10 Aprile 2014

Catania, dietrofront di Confindustria salta accordo in Camera Commercio

Catania, dietrofront di Confindustria salta accordo in Camera Commercio

Ore di trattative frenetiche alla Camera di Commercio di Catania. Lunedì si procederà alla quarta votazione, stavolta a maggioranza, per eleggere il presidente dell’ente. Ma le posizioni tra gli industriali e i commercianti restano distanti. Secondo Coldiretti, Confcommercio e Confesercenti, sembra che dopo aver raggiunto un accordo di massima durante la riunione di lunedì scorso a Palazzo della Borsa, Confindustria abbia fatto un passo indietro sulla composizione della giunta.
“Durante la riunione informale dei componenti del Consiglio Camerale – scrivono le tre sigle in una comunicazione indirizza ai 33 componenti del Consiglio camerale – in risposta a una precisa proposta avanzata da Confindustria Catania e condivisa da tutti i presenti, le nostre organizzazioni avevano deciso di esaminare, senza preconcetti, la proposta in questione che prevedeva l’accettazione alla candidatura della presidenza del dott. Domenico Bonaccorsi, con inserimento in giunta di un rappresentante dell’Artigianato, e di un rappresentante rispettivamente di Confcommercio, Confesercenti e Coldiretti”.
“Successivamente le nostre organizzazioni – continuano – nonostante le votazioni avessero palesato una vasta area di non condivisione della candidatura, ritenevano, nell’interesse superiore dell’economia cittadina e per evitare l’ormai troppo facile indicazione della Camera di Commercio come momento di scontro politico, di dare risposta positiva alla proposta”.
“A distanza di poche ore, ci viene informalmente comunicato un cambiamento della proposta stessa basata su argomentazioni tecniche, per altro, facilmente superabili. E’ fin troppo evidente a questo punto che perdurando una tale situazione ci vedremo costretti a procedere sulla via delle dimissioni che fino a oggi abbiamo, contro il nostro interesse, cercato in ogni modo di evitare.
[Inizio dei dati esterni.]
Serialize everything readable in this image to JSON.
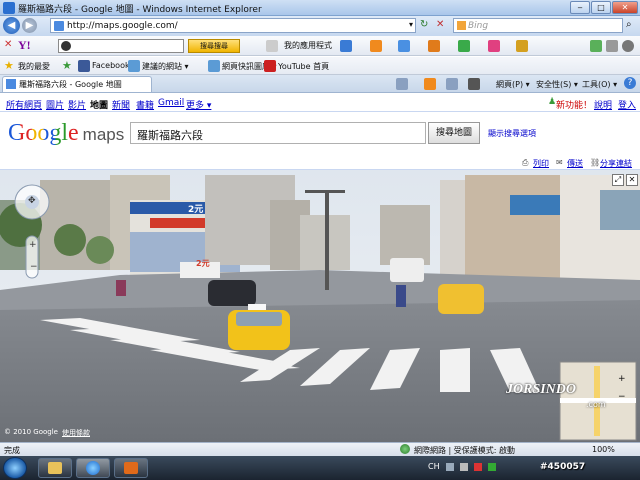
{
  "window": {
    "title": "羅斯福路六段 - Google 地圖 - Windows Internet Explorer"
  },
  "address_bar": {
    "url": "http://maps.google.com/",
    "search_placeholder": "Bing"
  },
  "yahoo_toolbar": {
    "logo": "Y!",
    "search_button": "搜尋搜尋",
    "apps_label": "我的應用程式"
  },
  "favorites_bar": {
    "items": [
      "我的最愛",
      "Facebook",
      "建議的網站 ▾",
      "網頁快訊圖庫 ▾",
      "YouTube 首頁"
    ]
  },
  "tab": {
    "title": "羅斯福路六段 - Google 地圖"
  },
  "command_bar": {
    "page": "網頁(P) ▾",
    "safety": "安全性(S) ▾",
    "tools": "工具(O) ▾"
  },
  "google_bar": {
    "links": [
      "所有網頁",
      "圖片",
      "影片",
      "地圖",
      "新聞",
      "書籍",
      "Gmail",
      "更多 ▾"
    ],
    "right": {
      "new": "新功能！",
      "help": "說明",
      "signin": "登入"
    }
  },
  "maps_header": {
    "logo_google": "Google",
    "logo_maps": "maps",
    "search_value": "羅斯福路六段",
    "search_button": "搜尋地圖",
    "options_link": "顯示搜尋選項"
  },
  "map_toolbar": {
    "print": "列印",
    "send": "傳送",
    "share": "分享連結"
  },
  "street_view": {
    "copyright": "© 2010 Google",
    "terms": "使用條款",
    "signs": [
      "2元",
      "2元"
    ]
  },
  "status_bar": {
    "left": "完成",
    "zone": "網際網路 | 受保護模式: 啟動",
    "zoom": "100%"
  },
  "taskbar": {
    "ime": "CH"
  },
  "watermark": {
    "brand": "JORSINDO",
    "id": "#450057",
    "site": ".com"
  },
  "colors": {
    "link": "#0000cc",
    "sky": "#dfe6ee",
    "road": "#7b7f86",
    "taxi": "#f2c21a"
  }
}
Nonostante tutto, le tre organizzazioni si dicono “disponibili alla proposta avanzata in prima istanza. “E’ chiaro però che perdurando questa situazione e in assenza di un accordo scritto ci vedremo costretti venerdì a procedere al deposito delle dimissioni, con tutte le conseguenze di cui, è chiaro, altri saranno responsabili”.
Un tentativo di riconciliazione caldeggiato anche dal sindaco Bianco che è intervenuto ieri sulla questione con una nota stampa nella quale affermava che “la città non può permettersi questa situazione di scontro”. Il Sindaco ha auspicato “un’alleanza vera tra industriali e commercianti, agricoltori e cooperatori, artigiani e pescatori, affinché l’ente catanese abbia pienamente un ruolo da protagonista: Catania ha bisogno di unità per affrontare le sfide che ci attendono”. Ma gli unici a bacchettare pubblicamente l’intero consiglio camerale per una condotta ai limiti della trasparenza sono stati i consumatori del Codacons con Francesco Tanasi, ad oggi l’unico nome contrapposto a Bonaccorsi. Venerdì, in un nuovo incontro informale tra i rappresentanti di tutte le sigle del Consiglio camerale, sarà definita la linea da seguire.